La noticia del arresto desató un corto pero intenso vendaval informativo y abrió un tortuoso camino judicial de escarnio público y medidas cautelares. La absolución, sin embargo, apenas ha ocupado un discreto pie de página en algunos medios.
Otros han preferido mirar hacia otro lado. Al fin y al cabo, el propósito del muladar mediático nunca fue transmitir una realidad sino generar un estado de opinión. Colgar el sambenito a los CDR, vaciar las calles y disuadir a la población de que celebre ninguna clase de protesta. Hay informativos que cada vez pertenecen menos al ámbito de la información y más al de la propaganda.
El caso de Tamara es uno de los muchos alardes punitivos con que el Estado ha respondido al último ciclo de movilización social. En 2015, la Operación Ice puso en prisión a seis jóvenes con acusaciones de terrorismo basadas en la posesión de productos de limpieza y en la divulgación de lemas subversivos como «Goku vive, la lucha sigue». A Juan Manuel Bustamante, que pasó 16 meses preso, le intervinieron una sopa de lombarda. El inventario de objetos incautados a Tamara es también irrisorio: una careta de papel con el rostro de Jordi Cuixart, botellines de cerveza, un silbato amarillo. Hace ahora un mes, la Brigada Antiterrorista detuvo a catorce activistas climáticos por el imperdonable delito de haber arrojado caldo de remolacha contra las paredes del Congreso.
La banalización del concepto de terrorismo se ha convertido en una implacable modalidad de control social.
Todas estas redadas han tenido la apariencia de un auto de fe, donde el poder se escenifica con fines pedagógicos y la violencia institucional recae sobre la cabeza de un chivo expiatorio. «La deshumanización es lo peor de todo el proceso», me cuenta Tamara. «Llevar la marca para siempre cuando vas a buscar trabajo o piso». No solo su vida cotidiana quedó de pronto interrumpida sino que además todavía hay quienes le reclaman sacrificios de mártir. Desde su posición de ciudadana de a pie le parece inconcebible «que se te exija y audite como si tuvieras responsabilidad política, como si hubieses decidido estar ahí».

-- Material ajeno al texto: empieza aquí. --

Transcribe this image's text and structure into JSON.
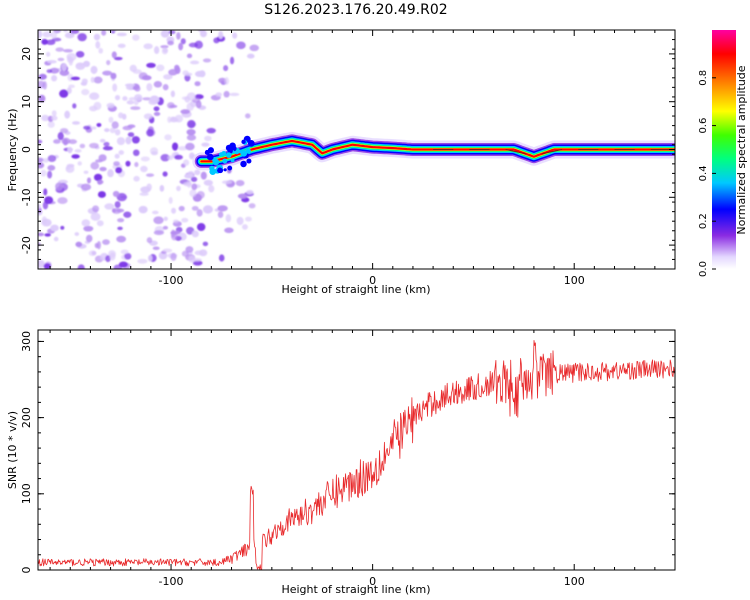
{
  "title": "S126.2023.176.20.49.R02",
  "colors": {
    "snr_line": "#e8292b",
    "dust": "#7a34e6",
    "colormap": [
      "#ffffff",
      "#e4d8ff",
      "#8a2be2",
      "#0000ff",
      "#00c8ff",
      "#00ff80",
      "#40ff00",
      "#ffff00",
      "#ff8000",
      "#ff0000",
      "#ff00a0"
    ]
  },
  "chart_data": [
    {
      "type": "heatmap",
      "xlabel": "Height of straight line (km)",
      "ylabel": "Frequency (Hz)",
      "xlim": [
        -166,
        150
      ],
      "ylim": [
        -25,
        25
      ],
      "x_ticks": [
        -100,
        0,
        100
      ],
      "y_ticks": [
        -20,
        -10,
        0,
        10,
        20
      ],
      "colorbar": {
        "label": "Normalized spectral amplitude",
        "ticks": [
          "0.0",
          "0.2",
          "0.4",
          "0.6",
          "0.8"
        ],
        "range": [
          0,
          1
        ]
      },
      "signal_track": [
        {
          "x": -80,
          "f": -2.5
        },
        {
          "x": -70,
          "f": -1.5
        },
        {
          "x": -60,
          "f": 0.0
        },
        {
          "x": -50,
          "f": 1.0
        },
        {
          "x": -40,
          "f": 1.8
        },
        {
          "x": -30,
          "f": 1.0
        },
        {
          "x": -25,
          "f": -0.8
        },
        {
          "x": -20,
          "f": 0.0
        },
        {
          "x": -10,
          "f": 1.0
        },
        {
          "x": 0,
          "f": 0.5
        },
        {
          "x": 10,
          "f": 0.3
        },
        {
          "x": 20,
          "f": 0.0
        },
        {
          "x": 60,
          "f": 0.0
        },
        {
          "x": 70,
          "f": 0.0
        },
        {
          "x": 80,
          "f": -1.5
        },
        {
          "x": 90,
          "f": 0.0
        },
        {
          "x": 150,
          "f": 0.0
        }
      ]
    },
    {
      "type": "line",
      "xlabel": "Height of straight line (km)",
      "ylabel": "SNR (10 * v/v)",
      "xlim": [
        -166,
        150
      ],
      "ylim": [
        0,
        315
      ],
      "x_ticks": [
        -100,
        0,
        100
      ],
      "y_ticks": [
        0,
        100,
        200,
        300
      ],
      "trend": [
        {
          "x": -166,
          "y": 10
        },
        {
          "x": -75,
          "y": 10
        },
        {
          "x": -65,
          "y": 22
        },
        {
          "x": -55,
          "y": 35
        },
        {
          "x": -45,
          "y": 60
        },
        {
          "x": -30,
          "y": 80
        },
        {
          "x": -20,
          "y": 100
        },
        {
          "x": -10,
          "y": 115
        },
        {
          "x": 0,
          "y": 130
        },
        {
          "x": 10,
          "y": 165
        },
        {
          "x": 20,
          "y": 200
        },
        {
          "x": 30,
          "y": 220
        },
        {
          "x": 40,
          "y": 232
        },
        {
          "x": 60,
          "y": 245
        },
        {
          "x": 70,
          "y": 250
        },
        {
          "x": 80,
          "y": 255
        },
        {
          "x": 90,
          "y": 258
        },
        {
          "x": 110,
          "y": 260
        },
        {
          "x": 150,
          "y": 265
        }
      ],
      "features": [
        {
          "x": -60,
          "peak": 110
        },
        {
          "x": -57,
          "dip": 0
        },
        {
          "x": 80,
          "peak": 315
        },
        {
          "x": 70,
          "dip": 185
        }
      ]
    }
  ]
}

La mañana en que la detuvieron, justo después de registrar su vivienda, los agentes le ofrecieron cubrirle la cara ante las cámaras. «Les dije que no, que no había hecho nada malo». Ha tenido que esperar más de cuatro años para conseguir demostrar lo que fue siempre evidente para cualquiera que se hubiera tomado la molestia de conocerla.
En los buscadores quedan, para la historia de la infamia, los titulares de aquellos que quisieron fabricar un caso donde nunca lo hubo. Jamás les importó triturar la vida de una persona para defender el orden establecido.
Ahora que la credibilidad del periodismo oficial se resiente, no viene mal recordar una incómoda evidencia y un aviso para navegantes: la cloaca, desde que es cloaca, no se nutre tanto de informes policiales falsos como de informes reales repletos de falsedades.